27 Even though the respondent admitted that mistakes were made when the applicant’s children were treated at the Kempsey Hospital in September 2002, senior officials of the respondent appeared to genuinely believe that race was not a factor which in any way influenced that treatment. We also accept that the medical practitioners who provided treatment to the children genuinely believed that race was not a factor which influenced their clinical decisions.

28 Because the applicant left the hearing and abandoned her complaints the Tribunal was unable to determine whether there was any evidence which supported her complaints or whether those complaints were based upon mere supposition. Had the Tribunal dismissed the complaints after a full inquiry in which the actual substance of the complaints was fully investigated it is highly unlikely that a costs order would have been made against the applicant because, as we have already noted, such costs orders are usually confined to cases where there has been an “abuse of process”. Consequently, in the circumstances of this case it is difficult to see why a costs order should be made against the applicant when there is no suggestion of an “abuse of process”.

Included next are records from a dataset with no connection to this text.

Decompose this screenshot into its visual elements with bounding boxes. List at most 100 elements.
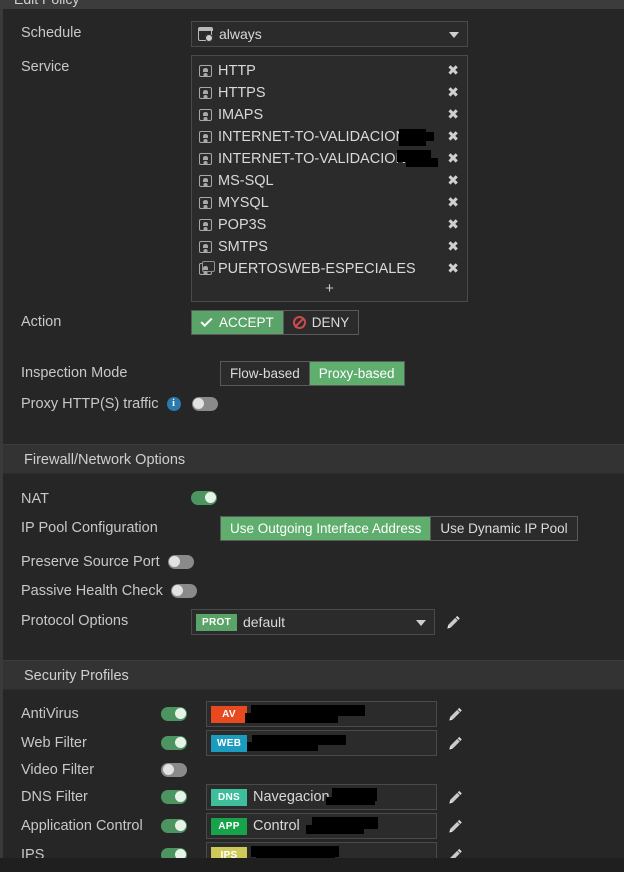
ip-pool-dynamic-button[interactable]: Use Dynamic IP Pool: [431, 517, 576, 540]
profile-row-web-filter: Web Filter WEB: [3, 730, 624, 756]
service-row: Service HTTP ✖ HTTPS ✖ IMAP: [3, 55, 624, 302]
service-icon: [199, 65, 212, 77]
list-item[interactable]: POP3S ✖: [192, 214, 467, 236]
antivirus-label: AntiVirus: [21, 706, 161, 722]
nat-label: NAT: [21, 487, 191, 507]
dns-filter-toggle[interactable]: [161, 790, 187, 804]
application-control-value: Control: [253, 818, 300, 834]
protocol-options-value: default: [243, 614, 285, 630]
antivirus-toggle[interactable]: [161, 707, 187, 721]
list-item[interactable]: HTTP ✖: [192, 60, 467, 82]
video-filter-toggle[interactable]: [161, 763, 187, 777]
redaction-mark: [247, 742, 318, 751]
proxy-http-traffic-label: Proxy HTTP(S) traffic: [21, 392, 159, 412]
antivirus-edit-pencil-icon[interactable]: [447, 706, 464, 723]
remove-service-icon[interactable]: ✖: [447, 196, 459, 210]
service-icon: [199, 131, 212, 143]
preserve-source-port-toggle[interactable]: [168, 555, 194, 569]
inspection-mode-flow-button[interactable]: Flow-based: [221, 362, 310, 385]
proxy-http-traffic-toggle[interactable]: [192, 397, 218, 411]
add-service-button[interactable]: +: [192, 280, 467, 299]
schedule-clock-icon: [198, 28, 212, 41]
action-label: Action: [21, 310, 191, 330]
action-accept-label: ACCEPT: [219, 315, 274, 330]
policy-form-scroll-area[interactable]: Schedule always Service HTTP ✖: [0, 9, 624, 872]
inspection-mode-toggle-group[interactable]: Flow-based Proxy-based: [220, 361, 405, 386]
ip-pool-outgoing-button[interactable]: Use Outgoing Interface Address: [221, 517, 431, 540]
redaction-mark: [406, 158, 438, 167]
application-control-label: Application Control: [21, 818, 161, 834]
dns-filter-profile-select[interactable]: DNS Navegacion: [206, 784, 437, 810]
schedule-label: Schedule: [21, 21, 191, 41]
nat-toggle[interactable]: [191, 491, 217, 505]
action-accept-button[interactable]: ACCEPT: [192, 311, 284, 334]
protocol-options-edit-pencil-icon[interactable]: [445, 614, 462, 631]
list-item[interactable]: MYSQL ✖: [192, 192, 467, 214]
list-item[interactable]: MS-SQL ✖: [192, 170, 467, 192]
remove-service-icon[interactable]: ✖: [447, 152, 459, 166]
remove-service-icon[interactable]: ✖: [447, 174, 459, 188]
dns-filter-badge: DNS: [211, 789, 247, 806]
antivirus-badge: AV: [211, 706, 247, 723]
action-toggle-group[interactable]: ACCEPT DENY: [191, 310, 359, 335]
ip-pool-configuration-label: IP Pool Configuration: [21, 516, 191, 536]
application-control-toggle[interactable]: [161, 819, 187, 833]
remove-service-icon[interactable]: ✖: [447, 64, 459, 78]
service-name: IMAPS: [218, 107, 441, 123]
action-deny-button[interactable]: DENY: [284, 311, 359, 334]
remove-service-icon[interactable]: ✖: [447, 130, 459, 144]
service-icon: [199, 153, 212, 165]
ip-pool-toggle-group[interactable]: Use Outgoing Interface Address Use Dynam…: [220, 516, 578, 541]
schedule-row: Schedule always: [3, 21, 624, 47]
service-icon: [199, 219, 212, 231]
profile-row-application-control: Application Control APP Control: [3, 813, 624, 839]
protocol-options-select[interactable]: PROT default: [191, 609, 435, 635]
remove-service-icon[interactable]: ✖: [447, 108, 459, 122]
security-profiles-header: Security Profiles: [3, 660, 624, 690]
application-control-badge: APP: [211, 818, 247, 835]
profile-row-dns-filter: DNS Filter DNS Navegacion: [3, 784, 624, 810]
passive-health-check-row: Passive Health Check: [3, 579, 624, 600]
service-list[interactable]: HTTP ✖ HTTPS ✖ IMAPS ✖: [191, 55, 468, 302]
web-filter-label: Web Filter: [21, 735, 161, 751]
schedule-select[interactable]: always: [191, 21, 468, 47]
video-filter-label: Video Filter: [21, 762, 161, 778]
action-row: Action ACCEPT DENY: [3, 310, 624, 335]
application-control-profile-select[interactable]: APP Control: [206, 813, 437, 839]
list-item[interactable]: HTTPS ✖: [192, 82, 467, 104]
service-icon: [199, 175, 212, 187]
list-item[interactable]: SMTPS ✖: [192, 236, 467, 258]
application-control-edit-pencil-icon[interactable]: [447, 818, 464, 835]
service-icon: [199, 87, 212, 99]
chevron-down-icon: [416, 620, 426, 626]
info-icon[interactable]: i: [167, 397, 181, 411]
inspection-mode-proxy-button[interactable]: Proxy-based: [310, 362, 404, 385]
schedule-value: always: [219, 26, 262, 42]
list-item[interactable]: INTERNET-TO-VALIDACION- ✖: [192, 126, 467, 148]
remove-service-icon[interactable]: ✖: [447, 218, 459, 232]
service-icon: [199, 241, 212, 253]
profile-row-video-filter: Video Filter: [3, 761, 624, 779]
antivirus-profile-select[interactable]: AV: [206, 701, 437, 727]
service-name: HTTP: [218, 63, 441, 79]
protocol-options-badge: PROT: [196, 614, 237, 631]
dialog-title-bar: Edit Policy: [0, 0, 624, 9]
passive-health-check-label: Passive Health Check: [21, 579, 163, 599]
web-filter-toggle[interactable]: [161, 736, 187, 750]
service-name: PUERTOSWEB-ESPECIALES: [218, 261, 441, 277]
web-filter-profile-select[interactable]: WEB: [206, 730, 437, 756]
dns-filter-edit-pencil-icon[interactable]: [447, 789, 464, 806]
web-filter-edit-pencil-icon[interactable]: [447, 735, 464, 752]
list-item[interactable]: IMAPS ✖: [192, 104, 467, 126]
remove-service-icon[interactable]: ✖: [447, 240, 459, 254]
remove-service-icon[interactable]: ✖: [447, 86, 459, 100]
passive-health-check-toggle[interactable]: [171, 584, 197, 598]
ip-pool-configuration-row: IP Pool Configuration Use Outgoing Inter…: [3, 516, 624, 541]
redaction-mark: [245, 713, 338, 723]
remove-service-icon[interactable]: ✖: [447, 262, 459, 276]
inspection-mode-row: Inspection Mode Flow-based Proxy-based: [3, 361, 624, 386]
service-name: POP3S: [218, 217, 441, 233]
preserve-source-port-row: Preserve Source Port: [3, 550, 624, 571]
list-item[interactable]: INTERNET-TO-VALIDACION- ✖: [192, 148, 467, 170]
list-item[interactable]: PUERTOSWEB-ESPECIALES ✖: [192, 258, 467, 280]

29 The respondent has not pointed to any additional costs it has sustained because the applicant abandoned her complaints towards the end of the first hearing day rather than pursued them for the two days set aside for the hearing. Had the proceedings been adjourned rather than terminated when the applicant left the hearing room, and had the respondent incurred expense as a result of any adjournment, we would have felt compelled to order that the applicant pay any costs thrown away as a result of an adjournment. But that is not what happened in this case. The applicant has sustained the ultimate penalty of having her complaints dismissed. Whilst those complaints have not been determined on their merits, the applicant is likely to be faced with the response that she is hopelessly out of time if she seeks to lodge fresh complaints about the same events. The complaints are to all intents and purposes finished.

30 For the reasons given, we dismiss the respondent’s application for costs.

Orders

31 The Tribunal makes the following orders:

            1. Complaints dismissed.

            2. Respondent’s application for costs dismissed.